[Feature Request] Add Telemetry consumption library for YARP health check
Feature Request
Support a YARP telemetry library, so we can get the health state of YARP Cluster/Destination. And report useful telemetry to monitor the health of Clusters/Destinations.
Why it is useful?
It would help us to monitor and checks the health status of target clusters/destinations. Since YARP already support health checks and have the health state, it would be a huge value and upgrade to provide a way to easily report health state.
- It would help the host service owner to monitor, and easily debug based on the health state telemetry of target cluster.
- And would help the client (target clusters) to monitor their service health.

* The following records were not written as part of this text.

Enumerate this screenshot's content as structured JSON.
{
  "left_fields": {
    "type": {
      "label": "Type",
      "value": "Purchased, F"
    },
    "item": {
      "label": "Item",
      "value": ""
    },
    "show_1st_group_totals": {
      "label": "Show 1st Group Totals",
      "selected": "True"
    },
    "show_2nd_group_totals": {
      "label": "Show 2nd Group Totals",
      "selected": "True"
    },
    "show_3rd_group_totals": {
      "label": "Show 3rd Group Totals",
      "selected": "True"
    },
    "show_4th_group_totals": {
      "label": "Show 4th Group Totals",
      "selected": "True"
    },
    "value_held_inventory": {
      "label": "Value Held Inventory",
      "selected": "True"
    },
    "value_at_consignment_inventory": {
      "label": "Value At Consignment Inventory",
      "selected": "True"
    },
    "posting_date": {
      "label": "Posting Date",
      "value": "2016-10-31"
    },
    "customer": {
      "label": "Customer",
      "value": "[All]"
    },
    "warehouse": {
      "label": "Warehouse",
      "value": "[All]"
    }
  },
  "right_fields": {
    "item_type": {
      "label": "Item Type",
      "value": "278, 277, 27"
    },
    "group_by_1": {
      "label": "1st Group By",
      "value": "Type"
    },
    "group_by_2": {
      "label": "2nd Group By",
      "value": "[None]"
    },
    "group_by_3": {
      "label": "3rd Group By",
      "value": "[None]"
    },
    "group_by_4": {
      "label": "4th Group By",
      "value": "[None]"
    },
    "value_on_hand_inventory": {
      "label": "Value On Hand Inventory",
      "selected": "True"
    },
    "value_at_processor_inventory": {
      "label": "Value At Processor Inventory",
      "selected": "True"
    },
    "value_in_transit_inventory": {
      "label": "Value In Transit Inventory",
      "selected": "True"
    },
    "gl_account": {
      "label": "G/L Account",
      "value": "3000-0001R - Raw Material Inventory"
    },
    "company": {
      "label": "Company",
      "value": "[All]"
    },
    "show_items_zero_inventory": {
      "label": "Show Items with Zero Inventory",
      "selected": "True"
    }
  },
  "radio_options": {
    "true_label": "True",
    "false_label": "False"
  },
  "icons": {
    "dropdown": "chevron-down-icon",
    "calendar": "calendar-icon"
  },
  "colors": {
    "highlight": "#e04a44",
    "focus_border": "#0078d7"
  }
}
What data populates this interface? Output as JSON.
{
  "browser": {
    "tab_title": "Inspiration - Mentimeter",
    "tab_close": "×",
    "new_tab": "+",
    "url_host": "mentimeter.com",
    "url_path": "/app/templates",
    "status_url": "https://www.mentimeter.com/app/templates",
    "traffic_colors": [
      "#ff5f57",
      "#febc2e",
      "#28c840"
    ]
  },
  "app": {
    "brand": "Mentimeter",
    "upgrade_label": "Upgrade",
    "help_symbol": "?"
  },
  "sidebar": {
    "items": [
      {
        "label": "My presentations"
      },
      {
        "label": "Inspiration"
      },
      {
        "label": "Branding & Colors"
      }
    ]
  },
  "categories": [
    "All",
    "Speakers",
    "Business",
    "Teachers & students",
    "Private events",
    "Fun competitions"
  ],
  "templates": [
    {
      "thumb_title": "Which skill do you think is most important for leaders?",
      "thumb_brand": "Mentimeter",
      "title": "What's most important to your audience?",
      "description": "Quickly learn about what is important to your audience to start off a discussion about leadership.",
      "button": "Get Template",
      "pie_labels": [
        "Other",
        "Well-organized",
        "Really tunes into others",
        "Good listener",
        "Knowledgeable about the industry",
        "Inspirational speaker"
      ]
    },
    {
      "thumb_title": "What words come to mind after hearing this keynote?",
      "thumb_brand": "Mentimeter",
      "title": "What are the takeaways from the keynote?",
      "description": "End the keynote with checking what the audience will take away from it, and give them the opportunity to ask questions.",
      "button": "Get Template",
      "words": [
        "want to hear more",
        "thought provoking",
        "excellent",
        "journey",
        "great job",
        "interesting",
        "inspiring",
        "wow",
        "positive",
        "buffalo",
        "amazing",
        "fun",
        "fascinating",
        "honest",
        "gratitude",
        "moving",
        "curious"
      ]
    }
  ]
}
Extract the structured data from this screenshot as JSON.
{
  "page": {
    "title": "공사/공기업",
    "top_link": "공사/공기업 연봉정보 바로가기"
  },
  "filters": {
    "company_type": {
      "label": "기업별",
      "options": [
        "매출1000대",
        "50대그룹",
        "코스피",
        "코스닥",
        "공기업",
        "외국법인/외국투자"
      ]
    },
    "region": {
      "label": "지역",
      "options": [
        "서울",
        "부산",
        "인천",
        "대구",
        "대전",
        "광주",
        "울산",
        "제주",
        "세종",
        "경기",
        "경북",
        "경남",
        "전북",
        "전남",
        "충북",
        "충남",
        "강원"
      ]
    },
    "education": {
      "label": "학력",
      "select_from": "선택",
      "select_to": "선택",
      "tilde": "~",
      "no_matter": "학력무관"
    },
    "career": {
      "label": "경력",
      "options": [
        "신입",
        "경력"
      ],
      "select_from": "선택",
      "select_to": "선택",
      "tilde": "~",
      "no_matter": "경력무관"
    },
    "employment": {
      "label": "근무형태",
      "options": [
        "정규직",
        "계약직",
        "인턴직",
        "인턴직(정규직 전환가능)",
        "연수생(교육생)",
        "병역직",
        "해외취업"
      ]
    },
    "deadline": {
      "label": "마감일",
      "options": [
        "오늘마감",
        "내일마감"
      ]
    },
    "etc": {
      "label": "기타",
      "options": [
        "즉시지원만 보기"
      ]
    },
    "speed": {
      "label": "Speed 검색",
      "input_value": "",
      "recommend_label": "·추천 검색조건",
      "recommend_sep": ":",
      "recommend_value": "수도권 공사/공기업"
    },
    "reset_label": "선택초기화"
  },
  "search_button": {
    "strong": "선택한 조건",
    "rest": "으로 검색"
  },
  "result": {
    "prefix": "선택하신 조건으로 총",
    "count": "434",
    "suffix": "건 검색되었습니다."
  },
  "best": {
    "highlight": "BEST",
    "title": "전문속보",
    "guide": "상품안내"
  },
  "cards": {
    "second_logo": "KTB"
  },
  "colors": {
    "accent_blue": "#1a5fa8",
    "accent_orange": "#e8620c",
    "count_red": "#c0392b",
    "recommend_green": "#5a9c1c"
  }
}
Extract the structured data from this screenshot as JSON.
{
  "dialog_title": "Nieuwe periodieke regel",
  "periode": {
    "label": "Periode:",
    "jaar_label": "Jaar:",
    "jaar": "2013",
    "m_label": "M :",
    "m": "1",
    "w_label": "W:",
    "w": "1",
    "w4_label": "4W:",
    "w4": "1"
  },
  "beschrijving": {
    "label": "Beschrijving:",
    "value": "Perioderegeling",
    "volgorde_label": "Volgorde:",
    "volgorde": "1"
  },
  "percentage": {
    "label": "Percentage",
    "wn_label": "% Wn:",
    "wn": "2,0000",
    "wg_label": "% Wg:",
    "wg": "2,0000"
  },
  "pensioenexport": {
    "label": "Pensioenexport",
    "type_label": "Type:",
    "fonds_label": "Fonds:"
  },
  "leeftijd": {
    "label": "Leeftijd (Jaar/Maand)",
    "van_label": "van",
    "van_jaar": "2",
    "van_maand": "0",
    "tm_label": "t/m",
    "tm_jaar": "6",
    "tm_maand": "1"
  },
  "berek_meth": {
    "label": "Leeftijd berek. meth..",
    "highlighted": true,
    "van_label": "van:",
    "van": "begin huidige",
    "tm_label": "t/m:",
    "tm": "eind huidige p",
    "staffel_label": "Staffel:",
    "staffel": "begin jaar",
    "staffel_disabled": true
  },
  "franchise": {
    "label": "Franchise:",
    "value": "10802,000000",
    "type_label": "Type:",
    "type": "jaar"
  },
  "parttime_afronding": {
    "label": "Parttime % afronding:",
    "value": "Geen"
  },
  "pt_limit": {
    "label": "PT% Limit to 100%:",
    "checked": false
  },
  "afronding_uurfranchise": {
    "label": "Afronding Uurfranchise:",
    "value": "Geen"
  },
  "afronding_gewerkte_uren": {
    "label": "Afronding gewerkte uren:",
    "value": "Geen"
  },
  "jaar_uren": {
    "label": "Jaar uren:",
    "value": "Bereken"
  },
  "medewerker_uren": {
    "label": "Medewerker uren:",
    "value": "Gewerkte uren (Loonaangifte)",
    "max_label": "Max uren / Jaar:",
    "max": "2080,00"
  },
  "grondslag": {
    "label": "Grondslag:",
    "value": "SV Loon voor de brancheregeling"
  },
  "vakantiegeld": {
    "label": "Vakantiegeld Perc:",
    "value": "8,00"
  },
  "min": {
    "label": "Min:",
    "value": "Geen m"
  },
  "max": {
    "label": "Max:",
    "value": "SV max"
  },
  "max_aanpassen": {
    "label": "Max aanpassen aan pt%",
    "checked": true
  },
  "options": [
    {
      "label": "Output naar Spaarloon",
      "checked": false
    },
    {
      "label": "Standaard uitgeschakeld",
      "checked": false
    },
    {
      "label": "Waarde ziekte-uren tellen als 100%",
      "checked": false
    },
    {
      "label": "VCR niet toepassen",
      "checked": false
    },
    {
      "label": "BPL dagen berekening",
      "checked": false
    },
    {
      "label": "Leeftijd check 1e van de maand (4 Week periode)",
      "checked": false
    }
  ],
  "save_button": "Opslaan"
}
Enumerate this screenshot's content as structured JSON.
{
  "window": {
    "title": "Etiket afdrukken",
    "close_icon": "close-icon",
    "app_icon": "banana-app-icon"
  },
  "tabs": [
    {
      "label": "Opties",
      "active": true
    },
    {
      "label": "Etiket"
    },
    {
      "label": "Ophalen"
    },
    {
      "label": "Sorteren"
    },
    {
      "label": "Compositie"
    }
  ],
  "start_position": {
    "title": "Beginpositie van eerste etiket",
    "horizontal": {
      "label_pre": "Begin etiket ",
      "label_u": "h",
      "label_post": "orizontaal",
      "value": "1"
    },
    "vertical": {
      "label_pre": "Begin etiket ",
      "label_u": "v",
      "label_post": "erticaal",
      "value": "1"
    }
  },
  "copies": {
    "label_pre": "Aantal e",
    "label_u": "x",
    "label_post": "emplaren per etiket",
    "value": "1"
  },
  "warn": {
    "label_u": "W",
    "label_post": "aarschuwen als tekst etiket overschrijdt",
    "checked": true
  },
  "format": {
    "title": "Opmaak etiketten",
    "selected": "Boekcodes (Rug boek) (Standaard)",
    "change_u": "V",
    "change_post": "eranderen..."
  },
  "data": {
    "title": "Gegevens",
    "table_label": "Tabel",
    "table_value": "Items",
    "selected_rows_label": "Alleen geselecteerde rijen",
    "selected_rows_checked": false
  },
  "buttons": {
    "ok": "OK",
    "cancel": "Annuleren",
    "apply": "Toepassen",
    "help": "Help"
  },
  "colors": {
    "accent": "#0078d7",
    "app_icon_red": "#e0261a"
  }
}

For example, we are a Microsoft team building a gateway with YARP and there are many clients team service onboarded. With this telemetry, we can then build useful alerts and dashboards to check client team's health.
Current gap
Currently YARP only expose HealthStates in IDestinationHealthUpdater, we would have to use some hacky way to make a wrapper of IDestinationHealthUpdater and inject our own code to emit telemetry in SetActive method.
@davidni
From the description I take it you are mostly interested in having some notification when the health status changes? There's a bit of discussion about it here: #1515
As a potentially less painful alternative to IDestinationHealthUpdater, you can look at the IProxyStateLookup interface we added in the 1.1.0 rc. You can use this to poll the state of all clusters and their destinations.
@MihaZupan oh this is nice, thx! we are still consuming 1.0 and dont realize the new feature here.
For scenarios where all you need is access to the health state of each destination, you can use the new IProxyStateLookup interface that shipped with Yarp 1.1 to query the current proxy state.
An issue that was identified on the email discussion was that Yarp will only react to health changes and update destinations once all health probes for a given cluster complete. If a probe request took a long time to complete, other destinations may not be updated in a timely fashion. With the default timeout being 10 seconds, this may not be that big of an issue.
Ideally it should also be possible to correlate probe requests with telemetry events (IHttpTelemetryConsumer).
Triage: Makes sense for 2.0